Northbound Architecture
-----------------------

.. figure:: images/lys-node.png
   :alt: diagram of libyanbg's lys_node data structure

   ``libyang's`` lys_node data structure


.. figure:: images/lyd-node.png
   :alt: diagram of libyanbg's lyd_node data structure

   ``libyang's`` lyd_node data structure


.. figure:: images/ly-ctx.png
   :alt: diagram of libyanbg's ly_ctx data structure

   ``libyang's`` ly_ctx data structure


.. figure:: images/transactions.png
   :alt: diagram showing how configuration transactions work

   Configuration transactions


Testing
-------

The new northbound adds the libyang library as a new mandatory
dependency for FRR. To obtain and install this library, follow the steps
below:

.. code-block:: console

   git clone https://github.com/CESNET/libyang
   cd libyang
   git checkout devel
   mkdir build ; cd build
   cmake -DENABLE_LYD_PRIV=ON ..
   make
   sudo make install


.. note::

   first make sure to install the libyang
   `requirements <https://github.com/CESNET/libyang#build-requirements>`__.

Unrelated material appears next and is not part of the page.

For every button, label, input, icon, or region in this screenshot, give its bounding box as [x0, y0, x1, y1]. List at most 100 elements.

FRR needs libyang from version 0.16.7 or newer, which is maintained in
the ``devel`` branch. libyang 0.15.x is maintained in the ``master``
branch and doesn’t contain one small feature used by FRR (the
``LY_CTX_DISABLE_SEARCHDIR_CWD`` flag). FRR also makes use of the
libyang’s ``ENABLE_LYD_PRIV`` feature, which is disabled by default and
needs to be enabled at compile time.

It’s advisable (but not required) to install sqlite3 and build FRR with
``--enable-config-rollbacks`` in order to have access to the
configuration rollback feature.

To test the northbound, the suggested method is to use the
[[Transactional CLI]] with the *ripd* daemon and play with the new
commands. The ``debug northbound`` command can be used to see which
northbound callbacks are called in response to the ``commit`` command.
For reference, the [[Demos]] page shows a small demonstration of the
transactional CLI in action and what it’s capable of.